By Travis Smola
The Schoolcraft Village Council approved budget cuts totaling $57,474 for the rest of the fiscal year ending in March.
Village President Keith Gunnett said “The cuts were because our village has gotten a letter from the state of Michigan for the last four years requesting a corrective action plan due to the spending down of our general fund balance.”
He said the cuts are vital for keeping everything running smoothly. “That still doesn’t get us to a zero balanced budget,” he said. “It still looks like we’re going to be taking money out of fund balance to balance it in the end.”
Effective with the vote, the village will reduce police coverage from 24 hours a day, seven days a week to 20 hours a day for seven days a week until March. This will save $8,900.
Schoolcraft will also postpone codification of ordinances until March. This move saves $20,000. It will reduce equipment rental rates by 80 percent retroactively back to March 1 of this year to save another $12,300. This prompted a request for further explanation from Trustee Todd Carlin.
The village will also hold off on filling two positions until at least March. Postponing filling a vacant Department of Public Works position will save $15,000. The other, a municipal complex cleaning position, will save about $1,300. Gunnett said the staff agreed to take on the tasks of the municipal complex in-house for the time being.
Gunnett said they didn’t like taking these cuts, but it was something that had to be done. “We’re now to the point we’re going to be cutting into positions or pay or cutting services to the public, which you don’t want to do,” Gunnett said. “We can’t keep living by digging into our fund balance every year to balance our budget.”

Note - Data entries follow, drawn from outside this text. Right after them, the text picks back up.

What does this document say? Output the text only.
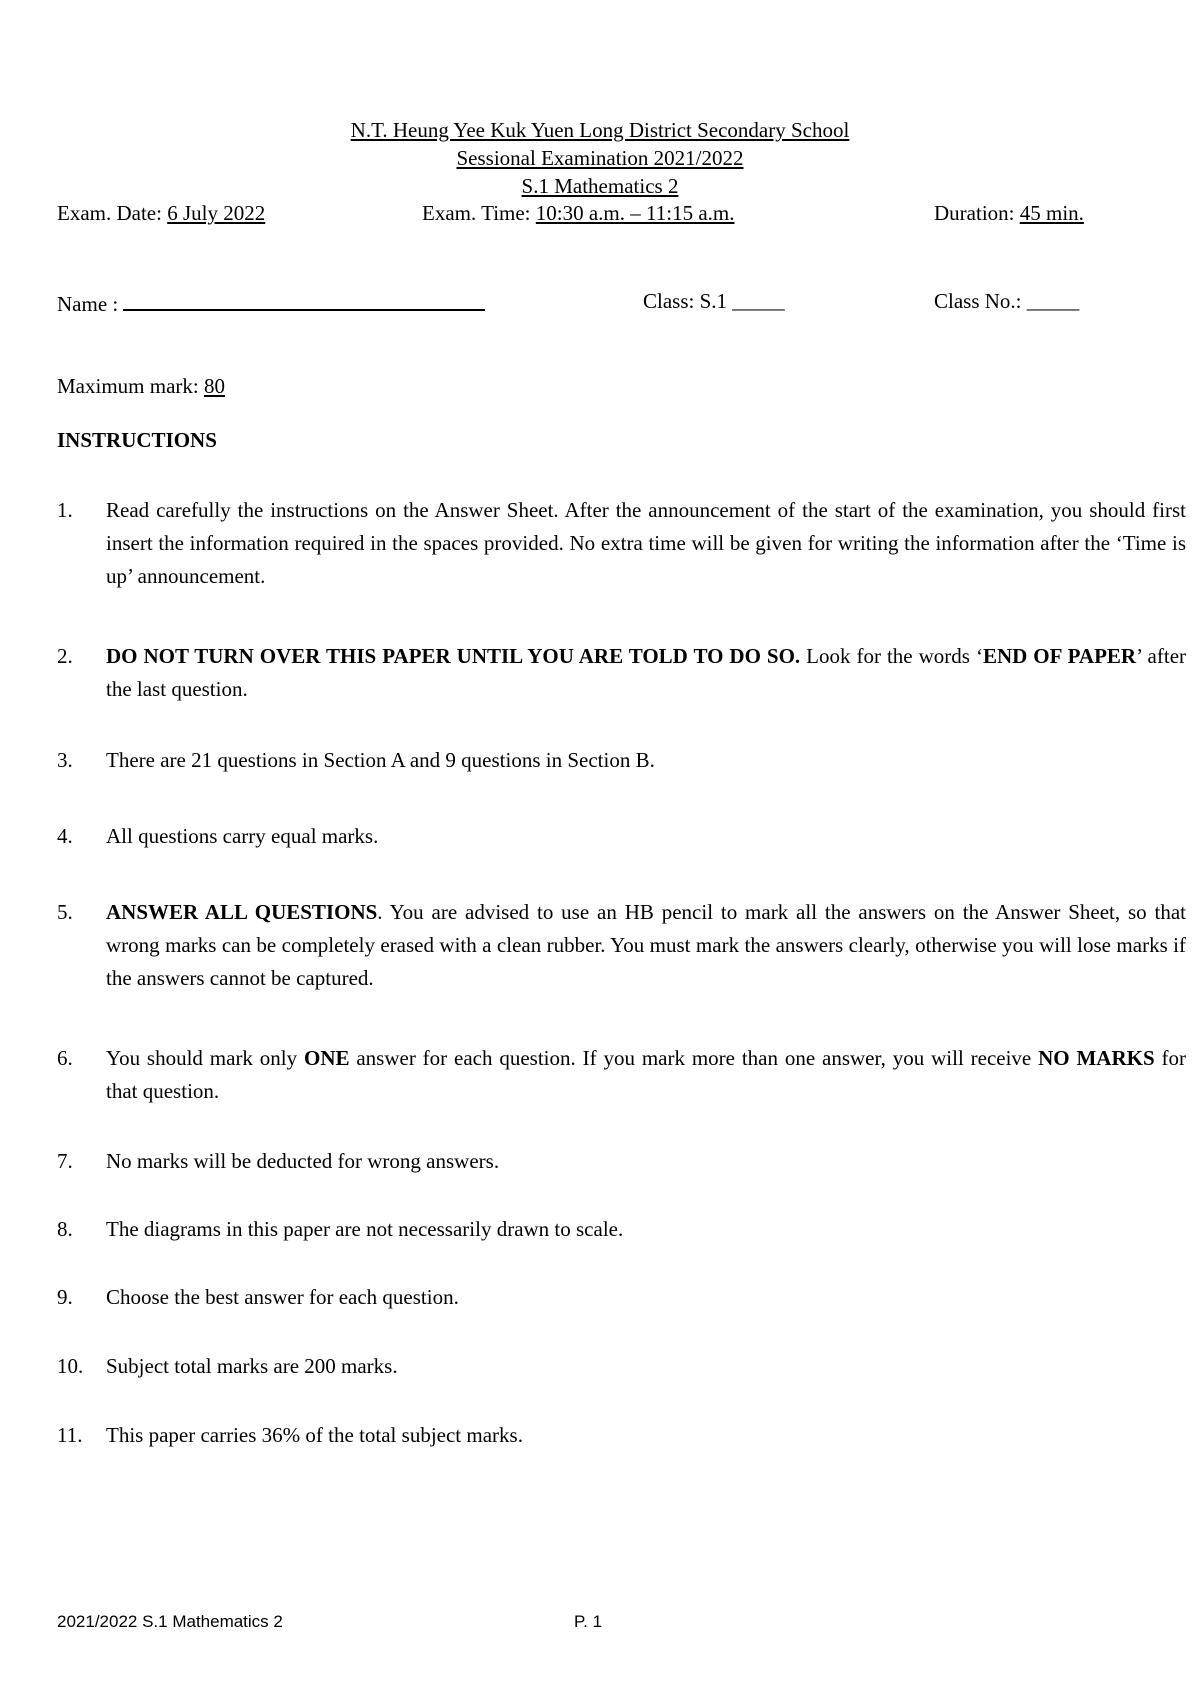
N.T. Heung Yee Kuk Yuen Long District Secondary School
Sessional Examination 2021/2022
S.1 Mathematics 2
Exam. Date: 6 July 2022	Exam. Time: 10:30 a.m. – 11:15 a.m.	Duration: 45 min.
Name :	Class: S.1 _____	Class No.: _____
Maximum mark: 80
INSTRUCTIONS
1.	Read carefully the instructions on the Answer Sheet. After the announcement of the start of the examination, you should first insert the information required in the spaces provided. No extra time will be given for writing the information after the ‘Time is up’ announcement.
2.	DO NOT TURN OVER THIS PAPER UNTIL YOU ARE TOLD TO DO SO. Look for the words ‘END OF PAPER’ after the last question.
3.	There are 21 questions in Section A and 9 questions in Section B.
4.	All questions carry equal marks.
5.	ANSWER ALL QUESTIONS. You are advised to use an HB pencil to mark all the answers on the Answer Sheet, so that wrong marks can be completely erased with a clean rubber. You must mark the answers clearly, otherwise you will lose marks if the answers cannot be captured.
6.	You should mark only ONE answer for each question. If you mark more than one answer, you will receive NO MARKS for that question.
7.	No marks will be deducted for wrong answers.
8.	The diagrams in this paper are not necessarily drawn to scale.
9.	Choose the best answer for each question.
10.	Subject total marks are 200 marks.
11.	This paper carries 36% of the total subject marks.
2021/2022 S.1 Mathematics 2	P. 1
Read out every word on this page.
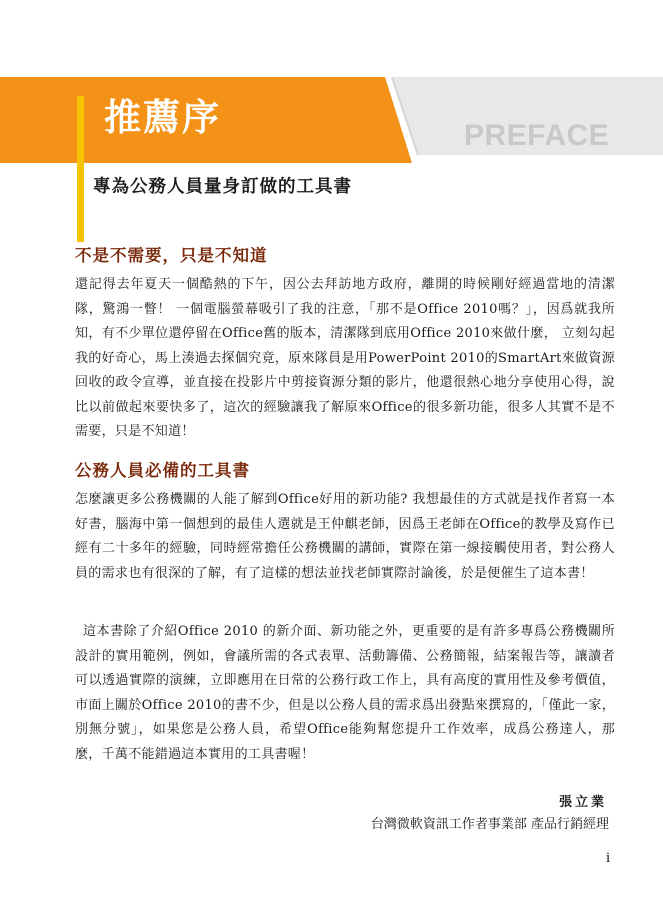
推薦序	PREFACE
專為公務人員量身訂做的工具書
不是不需要，只是不知道

還記得去年夏天一個酷熱的下午，因公去拜訪地方政府，離開的時候剛好經過當地的清潔隊，驚鴻一瞥！ 一個電腦螢幕吸引了我的注意，「那不是Office 2010嗎？」，因爲就我所知，有不少單位還停留在Office舊的版本，清潔隊到底用Office 2010來做什麼， 立刻勾起我的好奇心，馬上湊過去探個究竟，原來隊員是用PowerPoint 2010的SmartArt來做資源回收的政令宣導，並直接在投影片中剪接資源分類的影片，他還很熱心地分享使用心得，說比以前做起來要快多了，這次的經驗讓我了解原來Office的很多新功能，很多人其實不是不需要，只是不知道！

公務人員必備的工具書

怎麼讓更多公務機關的人能了解到Office好用的新功能? 我想最佳的方式就是找作者寫一本好書，腦海中第一個想到的最佳人選就是王仲麒老師，因爲王老師在Office的教學及寫作已經有二十多年的經驗，同時經常擔任公務機關的講師，實際在第一線接觸使用者，對公務人員的需求也有很深的了解，有了這樣的想法並找老師實際討論後，於是便催生了這本書！

這本書除了介紹Office 2010 的新介面、新功能之外，更重要的是有許多專爲公務機關所設計的實用範例，例如，會議所需的各式表單、活動籌備、公務簡報，結案報告等，讓讀者可以透過實際的演練，立即應用在日常的公務行政工作上，具有高度的實用性及參考價值，市面上關於Office 2010的書不少，但是以公務人員的需求爲出發點來撰寫的，「僅此一家，別無分號」，如果您是公務人員，希望Office能夠幫您提升工作效率，成爲公務達人，那麼，千萬不能錯過這本實用的工具書喔！

張立業
台灣微軟資訊工作者事業部 產品行銷經理
i
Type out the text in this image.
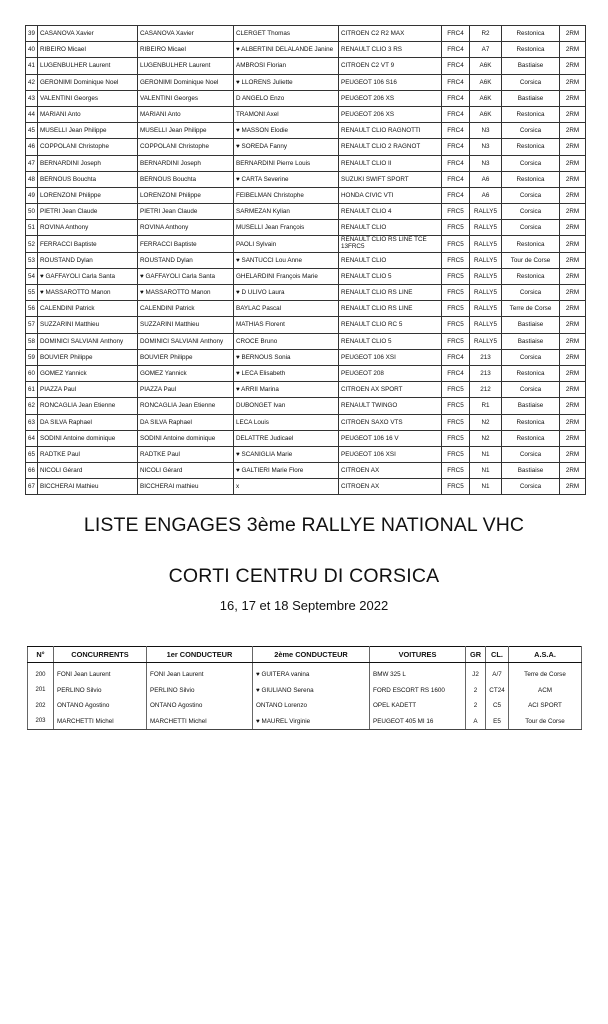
39	CASANOVA Xavier	CASANOVA Xavier	CLERGET Thomas	CITROEN C2 R2 MAX	FRC4	R2	Restonica	2RM
40	RIBEIRO Micael	RIBEIRO Micael	♥ ALBERTINI DELALANDE Janine	RENAULT CLIO 3 RS	FRC4	A7	Restonica	2RM
41	LUGENBULHER Laurent	LUGENBULHER Laurent	AMBROSI Florian	CITROEN C2 VT 9	FRC4	A6K	Bastiaise	2RM
42	GERONIMI Dominique Noel	GERONIMI Dominique Noel	♥ LLORENS Juliette	PEUGEOT 106 S16	FRC4	A6K	Corsica	2RM
43	VALENTINI Georges	VALENTINI Georges	D ANGELO Enzo	PEUGEOT 206 XS	FRC4	A6K	Bastiaise	2RM
44	MARIANI Anto	MARIANI Anto	TRAMONI Axel	PEUGEOT 206 XS	FRC4	A6K	Restonica	2RM
45	MUSELLI Jean Philippe	MUSELLI Jean Philippe	♥ MASSON Elodie	RENAULT CLIO RAGNOTTI	FRC4	N3	Corsica	2RM
46	COPPOLANI Christophe	COPPOLANI Christophe	♥ SOREDA Fanny	RENAULT CLIO 2 RAGNOT	FRC4	N3	Restonica	2RM
47	BERNARDINI Joseph	BERNARDINI Joseph	BERNARDINI Pierre Louis	RENAULT CLIO II	FRC4	N3	Corsica	2RM
48	BERNOUS Bouchta	BERNOUS Bouchta	♥ CARTA Severine	SUZUKI SWIFT SPORT	FRC4	A6	Restonica	2RM
49	LORENZONI Philippe	LORENZONI Philippe	FEIBELMAN Christophe	HONDA CIVIC VTI	FRC4	A6	Corsica	2RM
50	PIETRI Jean Claude	PIETRI Jean Claude	SARMEZAN Kylian	RENAULT CLIO 4	FRC5	RALLY5	Corsica	2RM
51	ROVINA Anthony	ROVINA Anthony	MUSELLI Jean François	RENAULT CLIO	FRC5	RALLY5	Corsica	2RM
52	FERRACCI Baptiste	FERRACCI Baptiste	PAOLI Sylvain	RENAULT CLIO RS LINE TCE 13FRC5	FRC5	RALLY5	Restonica	2RM
53	ROUSTAND Dylan	ROUSTAND Dylan	♥ SANTUCCI Lou Anne	RENAULT CLIO	FRC5	RALLY5	Tour de Corse	2RM
54	♥ GAFFAYOLI Carla Santa	♥ GAFFAYOLI Carla Santa	GHELARDINI François Marie	RENAULT CLIO 5	FRC5	RALLY5	Restonica	2RM
55	♥ MASSAROTTO Manon	♥ MASSAROTTO Manon	♥ D ULIVO Laura	RENAULT CLIO RS LINE	FRC5	RALLY5	Corsica	2RM
56	CALENDINI Patrick	CALENDINI Patrick	BAYLAC Pascal	RENAULT CLIO RS LINE	FRC5	RALLY5	Terre de Corse	2RM
57	SUZZARINI Matthieu	SUZZARINI Matthieu	MATHIAS Florent	RENAULT CLIO RC 5	FRC5	RALLY5	Bastiaise	2RM
58	DOMINICI SALVIANI Anthony	DOMINICI SALVIANI Anthony	CROCE Bruno	RENAULT CLIO 5	FRC5	RALLY5	Bastiaise	2RM
59	BOUVIER Philippe	BOUVIER Philippe	♥ BERNOUS Sonia	PEUGEOT 106 XSI	FRC4	213	Corsica	2RM
60	GOMEZ Yannick	GOMEZ Yannick	♥ LECA Elisabeth	PEUGEOT 208	FRC4	213	Restonica	2RM
61	PIAZZA Paul	PIAZZA Paul	♥ ARRII Marina	CITROEN AX SPORT	FRC5	212	Corsica	2RM
62	RONCAGLIA Jean Etienne	RONCAGLIA Jean Etienne	DUBONGET Ivan	RENAULT TWINGO	FRC5	R1	Bastiaise	2RM
63	DA SILVA Raphael	DA SILVA Raphael	LECA Louis	CITROEN SAXO VTS	FRC5	N2	Restonica	2RM
64	SODINI Antoine dominique	SODINI Antoine dominique	DELATTRE Judicael	PEUGEOT 106 16 V	FRC5	N2	Restonica	2RM
65	RADTKE Paul	RADTKE Paul	♥ SCANIGLIA Marie	PEUGEOT 106 XSI	FRC5	N1	Corsica	2RM
66	NICOLI Gérard	NICOLI Gérard	♥ GALTIERI Marie Flore	CITROEN AX	FRC5	N1	Bastiaise	2RM
67	BICCHERAI Mathieu	BICCHERAI mathieu	x	CITROEN AX	FRC5	N1	Corsica	2RM
LISTE ENGAGES 3ème RALLYE NATIONAL VHC
CORTI CENTRU DI CORSICA
16, 17 et 18 Septembre 2022
N°	CONCURRENTS	1er CONDUCTEUR	2ème CONDUCTEUR	VOITURES	GR	CL.	A.S.A.

200	FONI Jean Laurent	FONI Jean Laurent	♥ GUITERA vanina	BMW 325 L	J2	A/7	Terre de Corse
201	PERLINO Silvio	PERLINO Silvio	♥ GIULIANO Serena	FORD ESCORT RS 1600	2	CT24	ACM
202	ONTANO Agostino	ONTANO Agostino	ONTANO Lorenzo	OPEL KADETT	2	C5	ACI SPORT
203	MARCHETTI Michel	MARCHETTI Michel	♥ MAUREL Virginie	PEUGEOT 405 MI 16	A	E5	Tour de Corse
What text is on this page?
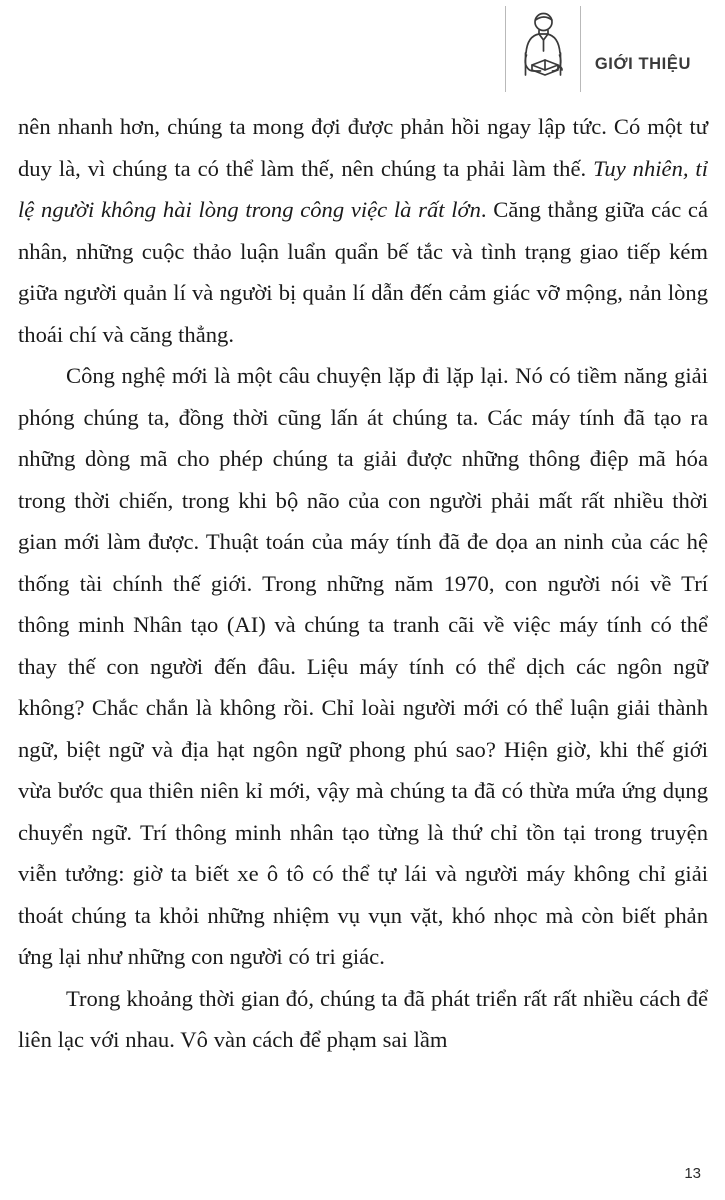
GIỚI THIỆU

nên nhanh hơn, chúng ta mong đợi được phản hồi ngay lập tức. Có một tư duy là, vì chúng ta có thể làm thế, nên chúng ta phải làm thế. Tuy nhiên, tỉ lệ người không hài lòng trong công việc là rất lớn. Căng thẳng giữa các cá nhân, những cuộc thảo luận luẩn quẩn bế tắc và tình trạng giao tiếp kém giữa người quản lí và người bị quản lí dẫn đến cảm giác vỡ mộng, nản lòng thoái chí và căng thẳng.

Công nghệ mới là một câu chuyện lặp đi lặp lại. Nó có tiềm năng giải phóng chúng ta, đồng thời cũng lấn át chúng ta. Các máy tính đã tạo ra những dòng mã cho phép chúng ta giải được những thông điệp mã hóa trong thời chiến, trong khi bộ não của con người phải mất rất nhiều thời gian mới làm được. Thuật toán của máy tính đã đe dọa an ninh của các hệ thống tài chính thế giới. Trong những năm 1970, con người nói về Trí thông minh Nhân tạo (AI) và chúng ta tranh cãi về việc máy tính có thể thay thế con người đến đâu. Liệu máy tính có thể dịch các ngôn ngữ không? Chắc chắn là không rồi. Chỉ loài người mới có thể luận giải thành ngữ, biệt ngữ và địa hạt ngôn ngữ phong phú sao? Hiện giờ, khi thế giới vừa bước qua thiên niên kỉ mới, vậy mà chúng ta đã có thừa mứa ứng dụng chuyển ngữ. Trí thông minh nhân tạo từng là thứ chỉ tồn tại trong truyện viễn tưởng: giờ ta biết xe ô tô có thể tự lái và người máy không chỉ giải thoát chúng ta khỏi những nhiệm vụ vụn vặt, khó nhọc mà còn biết phản ứng lại như những con người có tri giác.

Trong khoảng thời gian đó, chúng ta đã phát triển rất rất nhiều cách để liên lạc với nhau. Vô vàn cách để phạm sai lầm

13
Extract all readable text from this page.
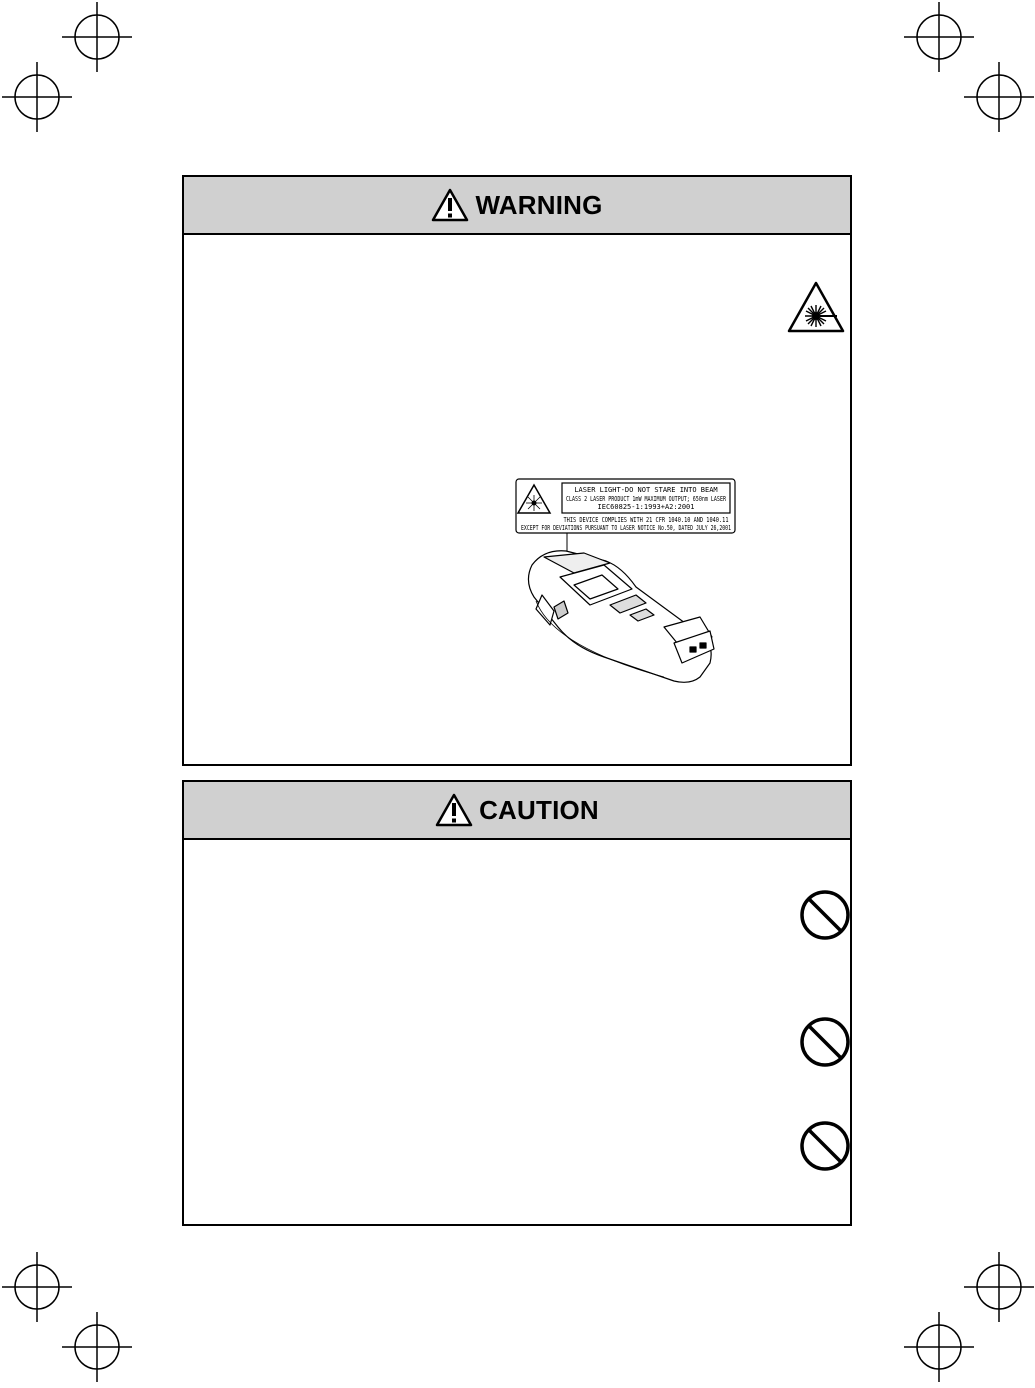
WARNING
LASER LIGHT-DO NOT STARE INTO BEAM
CLASS 2 LASER PRODUCT 1mW MAXIMUM OUTPUT; 650nm LASER
IEC60825-1:1993+A2:2001
THIS DEVICE COMPLIES WITH 21 CFR 1040.10 AND 1040.11
EXCEPT FOR DEVIATIONS PURSUANT TO LASER NOTICE No.50, DATED JULY 26,2001
CAUTION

Trustee Kathy Mastenbrook pointed out this wasn’t the only thing the village was doing about the budget. “This is not the only cuts we’ve made,” she said. “Staff has taken no increases. The council has taken a reduction of pay. There have been other avenues we’ve pursued besides this that were not enough. That’s why this is being done in addition.”
Tammi Youngs, village finance director, noted during the meeting that they have looked at the possibility of using a Headlee override. The Headlee Amendment of 1978 requires voter approval for a local tax increase. Youngs said an override would raise the millage from 14.7 to 17 mills, an additional $2.30 per $1,000 taxable valuation, and bring in an additional $87,000 a year.
Michael Rochholz noted that’s an option to consider, saying it would bring taxes in the village back to where they are supposed to be. “We’re just under where we were tax revenue-wise before the recession,” Rochholz said. He said they need to watch the money and make sure they don’t overspend. Rochholz also believes they will probably need to plan more revenues and cuts for the near future.
The Headlee Amendment requires local tax rates to be reduced below authorized levels if the taxing unit’s total valuation increases faster than the rate of inflation. Voters may override the reduction.
Through it all, Gunnett stressed that even though they’re making cuts, the village is not in a dire situation. “The village is not in any jeopardy of our fund balance being so low that we can’t function,” Gunnett added. “We’re far and above what the state requires for a minimal fund balance.”